TORONTO — Canada’s antitrust watchdog said Thursday it is suing Google over alleged anticompetitive conduct in the tech giant’s online advertising business and wants the business to sell off two of its ad tech services and pay a penalty.

The Competition Bureau said that such action is essential because an investigation into Google found that the business “unlawfully” tied together its ad tech tools to maintain its dominant economy position.

The matter is now headed for the Competition Tribunal, a quasi-judicial body that hears cases brought forward by the competition commissioner about non-lawful operation with the Competition Act.

The bureau is asking the tribunal to order Google to sell its publisher ad server, DoubleClick for Publishers, and its ad swap, AdX. It estimates Google holds a economy distribute of 90% in publisher ad servers, 70% in advertiser networks, 60% in demand-side platforms and 50% in ad exchanges.

This dominance, the bureau said, has discouraged competition from rivals, inhibited innovation, inflated advertising costs and reduced publisher revenues.

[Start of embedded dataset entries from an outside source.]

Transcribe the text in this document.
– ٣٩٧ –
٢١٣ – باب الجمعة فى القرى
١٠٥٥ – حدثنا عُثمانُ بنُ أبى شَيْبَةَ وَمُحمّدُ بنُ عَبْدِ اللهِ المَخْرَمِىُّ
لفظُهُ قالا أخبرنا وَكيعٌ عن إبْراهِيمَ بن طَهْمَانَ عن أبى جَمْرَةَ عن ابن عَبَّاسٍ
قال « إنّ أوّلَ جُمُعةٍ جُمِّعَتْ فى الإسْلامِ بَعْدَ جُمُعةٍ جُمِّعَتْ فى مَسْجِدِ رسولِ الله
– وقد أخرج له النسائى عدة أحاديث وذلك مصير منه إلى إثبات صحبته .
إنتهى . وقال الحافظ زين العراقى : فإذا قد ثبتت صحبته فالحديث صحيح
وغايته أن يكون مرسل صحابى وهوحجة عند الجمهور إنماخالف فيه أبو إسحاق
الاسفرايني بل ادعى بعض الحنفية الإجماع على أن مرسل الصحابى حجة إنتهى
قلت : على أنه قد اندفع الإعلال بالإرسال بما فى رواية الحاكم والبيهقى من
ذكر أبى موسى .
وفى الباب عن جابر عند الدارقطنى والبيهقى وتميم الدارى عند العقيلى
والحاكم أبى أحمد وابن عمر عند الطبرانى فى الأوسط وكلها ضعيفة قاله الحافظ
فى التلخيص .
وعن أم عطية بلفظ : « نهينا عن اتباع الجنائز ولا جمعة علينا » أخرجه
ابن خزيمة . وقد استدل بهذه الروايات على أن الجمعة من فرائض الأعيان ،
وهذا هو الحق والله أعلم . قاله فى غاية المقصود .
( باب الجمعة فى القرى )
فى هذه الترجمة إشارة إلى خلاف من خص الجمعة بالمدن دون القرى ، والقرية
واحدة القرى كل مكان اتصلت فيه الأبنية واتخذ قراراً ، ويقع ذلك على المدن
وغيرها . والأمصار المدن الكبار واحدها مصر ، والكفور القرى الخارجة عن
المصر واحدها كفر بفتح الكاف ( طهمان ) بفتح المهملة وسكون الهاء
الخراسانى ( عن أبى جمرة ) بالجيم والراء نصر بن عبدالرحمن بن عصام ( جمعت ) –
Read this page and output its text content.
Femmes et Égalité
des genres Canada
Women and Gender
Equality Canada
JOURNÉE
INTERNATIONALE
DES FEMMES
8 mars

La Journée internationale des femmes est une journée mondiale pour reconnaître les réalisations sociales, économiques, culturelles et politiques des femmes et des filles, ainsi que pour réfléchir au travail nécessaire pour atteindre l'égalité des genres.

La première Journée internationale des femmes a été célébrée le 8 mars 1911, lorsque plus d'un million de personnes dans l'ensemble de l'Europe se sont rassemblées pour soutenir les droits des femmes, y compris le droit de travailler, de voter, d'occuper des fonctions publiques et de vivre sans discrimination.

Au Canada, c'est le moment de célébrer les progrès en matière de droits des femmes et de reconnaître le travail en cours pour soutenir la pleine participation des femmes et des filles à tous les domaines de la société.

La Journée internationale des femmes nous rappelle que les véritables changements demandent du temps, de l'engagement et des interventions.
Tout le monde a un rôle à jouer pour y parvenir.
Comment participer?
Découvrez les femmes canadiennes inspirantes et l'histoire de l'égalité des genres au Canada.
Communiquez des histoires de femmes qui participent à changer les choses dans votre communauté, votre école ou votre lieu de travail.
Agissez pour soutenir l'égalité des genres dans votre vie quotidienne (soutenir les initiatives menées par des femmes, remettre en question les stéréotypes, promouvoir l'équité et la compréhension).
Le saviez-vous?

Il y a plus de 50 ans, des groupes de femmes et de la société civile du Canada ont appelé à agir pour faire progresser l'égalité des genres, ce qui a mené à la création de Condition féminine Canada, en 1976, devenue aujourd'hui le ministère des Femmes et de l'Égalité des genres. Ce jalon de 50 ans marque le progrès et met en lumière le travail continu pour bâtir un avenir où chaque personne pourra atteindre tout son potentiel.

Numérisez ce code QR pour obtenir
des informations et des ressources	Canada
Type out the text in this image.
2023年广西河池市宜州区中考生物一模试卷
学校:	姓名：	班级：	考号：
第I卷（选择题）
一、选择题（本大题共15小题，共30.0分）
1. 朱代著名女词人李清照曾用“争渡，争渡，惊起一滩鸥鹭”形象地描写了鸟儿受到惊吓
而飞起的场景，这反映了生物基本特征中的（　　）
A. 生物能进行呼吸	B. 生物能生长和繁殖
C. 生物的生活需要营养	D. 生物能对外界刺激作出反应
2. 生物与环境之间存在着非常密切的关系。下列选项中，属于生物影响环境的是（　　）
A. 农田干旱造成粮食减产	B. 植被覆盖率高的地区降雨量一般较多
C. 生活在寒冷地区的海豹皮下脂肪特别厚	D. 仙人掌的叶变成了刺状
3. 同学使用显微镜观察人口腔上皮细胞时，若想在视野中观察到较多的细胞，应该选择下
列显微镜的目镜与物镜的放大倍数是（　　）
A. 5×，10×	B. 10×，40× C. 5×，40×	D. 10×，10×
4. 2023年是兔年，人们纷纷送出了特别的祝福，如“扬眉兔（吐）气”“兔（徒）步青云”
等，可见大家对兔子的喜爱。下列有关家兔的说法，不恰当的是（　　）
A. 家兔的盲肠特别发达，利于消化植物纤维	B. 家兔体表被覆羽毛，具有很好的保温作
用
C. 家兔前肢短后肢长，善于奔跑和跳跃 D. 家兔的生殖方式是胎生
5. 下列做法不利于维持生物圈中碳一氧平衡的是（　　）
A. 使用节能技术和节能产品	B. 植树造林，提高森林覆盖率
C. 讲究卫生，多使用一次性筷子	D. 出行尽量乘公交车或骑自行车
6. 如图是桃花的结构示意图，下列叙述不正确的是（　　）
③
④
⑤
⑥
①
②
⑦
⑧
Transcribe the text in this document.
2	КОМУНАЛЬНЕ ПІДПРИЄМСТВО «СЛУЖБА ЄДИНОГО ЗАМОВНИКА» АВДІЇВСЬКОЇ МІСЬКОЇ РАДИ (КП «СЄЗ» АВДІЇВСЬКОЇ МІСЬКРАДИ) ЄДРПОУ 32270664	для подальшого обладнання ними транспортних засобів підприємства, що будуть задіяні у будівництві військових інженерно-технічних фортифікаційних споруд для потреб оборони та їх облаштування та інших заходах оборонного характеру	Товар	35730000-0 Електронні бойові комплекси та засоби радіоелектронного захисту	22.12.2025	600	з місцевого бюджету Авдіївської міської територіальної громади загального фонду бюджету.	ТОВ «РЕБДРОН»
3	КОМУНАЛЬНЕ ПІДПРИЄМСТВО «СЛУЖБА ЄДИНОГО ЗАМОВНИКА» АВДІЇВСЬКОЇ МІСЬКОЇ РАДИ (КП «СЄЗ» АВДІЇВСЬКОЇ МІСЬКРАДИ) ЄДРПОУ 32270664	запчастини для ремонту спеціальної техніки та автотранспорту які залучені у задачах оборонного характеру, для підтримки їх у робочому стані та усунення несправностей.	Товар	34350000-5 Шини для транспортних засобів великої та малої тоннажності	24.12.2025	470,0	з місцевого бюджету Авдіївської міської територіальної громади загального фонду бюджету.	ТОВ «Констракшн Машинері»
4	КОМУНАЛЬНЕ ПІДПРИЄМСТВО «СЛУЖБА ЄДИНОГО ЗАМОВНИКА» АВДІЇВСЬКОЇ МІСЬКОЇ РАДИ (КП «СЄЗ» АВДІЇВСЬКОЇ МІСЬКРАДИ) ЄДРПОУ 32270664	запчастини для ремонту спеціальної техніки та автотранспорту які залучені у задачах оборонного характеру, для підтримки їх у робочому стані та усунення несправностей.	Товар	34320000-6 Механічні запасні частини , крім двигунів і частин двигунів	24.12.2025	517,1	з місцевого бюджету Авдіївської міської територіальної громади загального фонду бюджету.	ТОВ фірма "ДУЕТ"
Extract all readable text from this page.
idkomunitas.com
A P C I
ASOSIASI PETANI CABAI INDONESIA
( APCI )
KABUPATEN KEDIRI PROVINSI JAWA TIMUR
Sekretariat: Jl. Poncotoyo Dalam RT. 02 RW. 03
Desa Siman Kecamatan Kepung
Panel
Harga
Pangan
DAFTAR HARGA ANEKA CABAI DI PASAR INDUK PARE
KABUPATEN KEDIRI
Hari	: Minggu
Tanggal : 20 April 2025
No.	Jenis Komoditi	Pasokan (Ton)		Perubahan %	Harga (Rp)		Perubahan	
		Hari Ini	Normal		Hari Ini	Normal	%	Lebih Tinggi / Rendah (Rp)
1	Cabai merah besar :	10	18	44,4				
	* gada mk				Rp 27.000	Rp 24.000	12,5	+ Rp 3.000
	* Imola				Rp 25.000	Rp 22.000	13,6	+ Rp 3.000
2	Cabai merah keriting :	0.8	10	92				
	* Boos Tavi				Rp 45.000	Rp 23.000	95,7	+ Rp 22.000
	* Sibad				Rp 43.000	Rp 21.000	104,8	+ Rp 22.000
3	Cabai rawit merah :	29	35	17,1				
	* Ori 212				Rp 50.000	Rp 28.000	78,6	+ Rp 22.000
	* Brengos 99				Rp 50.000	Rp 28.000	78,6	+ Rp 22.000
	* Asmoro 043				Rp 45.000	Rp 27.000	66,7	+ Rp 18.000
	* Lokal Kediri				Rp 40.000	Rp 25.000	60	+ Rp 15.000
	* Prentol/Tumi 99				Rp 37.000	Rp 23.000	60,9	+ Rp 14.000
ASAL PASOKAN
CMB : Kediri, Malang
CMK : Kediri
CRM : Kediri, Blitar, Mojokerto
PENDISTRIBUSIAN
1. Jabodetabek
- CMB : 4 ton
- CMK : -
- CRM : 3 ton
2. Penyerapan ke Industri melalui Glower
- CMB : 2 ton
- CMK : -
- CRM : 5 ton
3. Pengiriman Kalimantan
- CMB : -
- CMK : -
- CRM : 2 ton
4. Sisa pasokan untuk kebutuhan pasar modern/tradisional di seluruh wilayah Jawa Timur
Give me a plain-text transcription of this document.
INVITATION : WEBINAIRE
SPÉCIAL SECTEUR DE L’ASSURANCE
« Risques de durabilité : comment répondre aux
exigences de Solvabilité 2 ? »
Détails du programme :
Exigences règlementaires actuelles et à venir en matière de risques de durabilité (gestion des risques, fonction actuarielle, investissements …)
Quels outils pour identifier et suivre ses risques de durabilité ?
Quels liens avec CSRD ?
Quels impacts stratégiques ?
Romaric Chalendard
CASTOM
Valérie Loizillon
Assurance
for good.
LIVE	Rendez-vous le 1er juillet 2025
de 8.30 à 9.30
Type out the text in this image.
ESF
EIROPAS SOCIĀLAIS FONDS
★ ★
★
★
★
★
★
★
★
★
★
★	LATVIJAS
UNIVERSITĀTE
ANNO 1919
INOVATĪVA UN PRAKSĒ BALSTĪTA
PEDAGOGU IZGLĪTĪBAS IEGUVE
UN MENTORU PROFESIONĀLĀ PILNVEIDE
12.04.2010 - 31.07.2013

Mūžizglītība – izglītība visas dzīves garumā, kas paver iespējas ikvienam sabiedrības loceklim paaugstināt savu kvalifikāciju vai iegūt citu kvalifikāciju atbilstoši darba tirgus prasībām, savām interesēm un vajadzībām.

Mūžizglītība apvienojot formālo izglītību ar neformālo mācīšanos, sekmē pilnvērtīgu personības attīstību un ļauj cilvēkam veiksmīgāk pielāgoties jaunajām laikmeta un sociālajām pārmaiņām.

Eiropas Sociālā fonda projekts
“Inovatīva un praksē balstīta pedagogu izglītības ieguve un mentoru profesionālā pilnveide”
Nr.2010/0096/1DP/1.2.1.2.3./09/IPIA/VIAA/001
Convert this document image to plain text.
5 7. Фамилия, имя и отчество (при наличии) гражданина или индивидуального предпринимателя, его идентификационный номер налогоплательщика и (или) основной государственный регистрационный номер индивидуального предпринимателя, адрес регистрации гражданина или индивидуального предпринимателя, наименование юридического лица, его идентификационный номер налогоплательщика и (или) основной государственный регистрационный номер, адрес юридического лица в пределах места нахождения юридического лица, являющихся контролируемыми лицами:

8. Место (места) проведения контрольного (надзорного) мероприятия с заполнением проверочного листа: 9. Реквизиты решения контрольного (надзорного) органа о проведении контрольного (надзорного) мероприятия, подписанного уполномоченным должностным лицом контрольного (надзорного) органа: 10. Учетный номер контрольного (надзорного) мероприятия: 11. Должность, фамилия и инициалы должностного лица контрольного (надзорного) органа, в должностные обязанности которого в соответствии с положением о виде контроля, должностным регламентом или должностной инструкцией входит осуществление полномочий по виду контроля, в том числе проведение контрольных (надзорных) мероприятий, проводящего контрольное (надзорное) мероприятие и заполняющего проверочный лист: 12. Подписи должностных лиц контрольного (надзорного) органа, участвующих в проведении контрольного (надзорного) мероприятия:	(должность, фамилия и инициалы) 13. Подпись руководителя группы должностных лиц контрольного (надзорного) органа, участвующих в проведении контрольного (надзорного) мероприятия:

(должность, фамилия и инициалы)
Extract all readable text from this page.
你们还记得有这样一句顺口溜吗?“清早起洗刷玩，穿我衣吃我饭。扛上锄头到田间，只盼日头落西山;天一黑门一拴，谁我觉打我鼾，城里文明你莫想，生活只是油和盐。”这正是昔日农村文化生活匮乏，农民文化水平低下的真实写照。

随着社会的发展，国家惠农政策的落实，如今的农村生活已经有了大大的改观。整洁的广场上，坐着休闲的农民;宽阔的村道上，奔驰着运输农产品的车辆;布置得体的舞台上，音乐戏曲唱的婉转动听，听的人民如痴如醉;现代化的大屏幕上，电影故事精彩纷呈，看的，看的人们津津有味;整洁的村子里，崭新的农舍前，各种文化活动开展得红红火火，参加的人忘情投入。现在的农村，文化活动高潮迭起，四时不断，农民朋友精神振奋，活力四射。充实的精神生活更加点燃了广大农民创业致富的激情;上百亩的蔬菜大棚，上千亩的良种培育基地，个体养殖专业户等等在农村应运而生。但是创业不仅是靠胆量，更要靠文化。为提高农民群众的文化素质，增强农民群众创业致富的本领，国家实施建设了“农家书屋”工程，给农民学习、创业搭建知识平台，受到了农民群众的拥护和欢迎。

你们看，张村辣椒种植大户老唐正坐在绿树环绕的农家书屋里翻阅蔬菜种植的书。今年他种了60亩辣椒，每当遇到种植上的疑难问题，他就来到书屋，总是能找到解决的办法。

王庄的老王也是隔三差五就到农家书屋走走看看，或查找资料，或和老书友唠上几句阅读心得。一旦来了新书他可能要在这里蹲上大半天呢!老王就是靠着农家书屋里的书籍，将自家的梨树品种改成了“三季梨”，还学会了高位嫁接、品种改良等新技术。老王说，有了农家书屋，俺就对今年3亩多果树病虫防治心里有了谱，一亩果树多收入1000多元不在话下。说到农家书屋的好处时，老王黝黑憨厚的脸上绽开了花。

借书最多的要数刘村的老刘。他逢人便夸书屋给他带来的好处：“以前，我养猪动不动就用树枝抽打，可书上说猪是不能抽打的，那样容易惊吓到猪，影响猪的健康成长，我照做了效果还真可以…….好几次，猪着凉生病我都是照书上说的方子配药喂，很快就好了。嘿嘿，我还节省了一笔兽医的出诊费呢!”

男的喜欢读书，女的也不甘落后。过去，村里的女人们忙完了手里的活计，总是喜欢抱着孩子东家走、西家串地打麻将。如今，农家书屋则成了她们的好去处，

“Google has abused its dominant position in online advertising in Canada by engaging in conduct that locks economy participants into using its own ad tech tools, excluding competitors, and distorting the competitive procedure,” Matthew Boswell, Commissioner of Competition, said in a statement.

Google, however, maintains the online advertising economy is a highly competitive sector.

Dan Taylor, Google’s vice president of global ads, said in a statement that the bureau’s complaint “ignores the intense competition where ad buyers and sellers have plenty of selection.”

The statement added that Google intends to defend itself against the allegation.

U.S. regulators desire a federal judge to shatter up Google to prevent the business from continuing to squash competition through its dominant search engine after a court found it had maintained an abusive monopoly over the history decade.

The proposed breakup, floated in a 23-page document filed this month by the U.S. Department of fairness, calls for sweeping punishments that would include a sale of Google’s industry-leading Chrome web browser and impose restrictions to prevent Android from favoring its own search engine.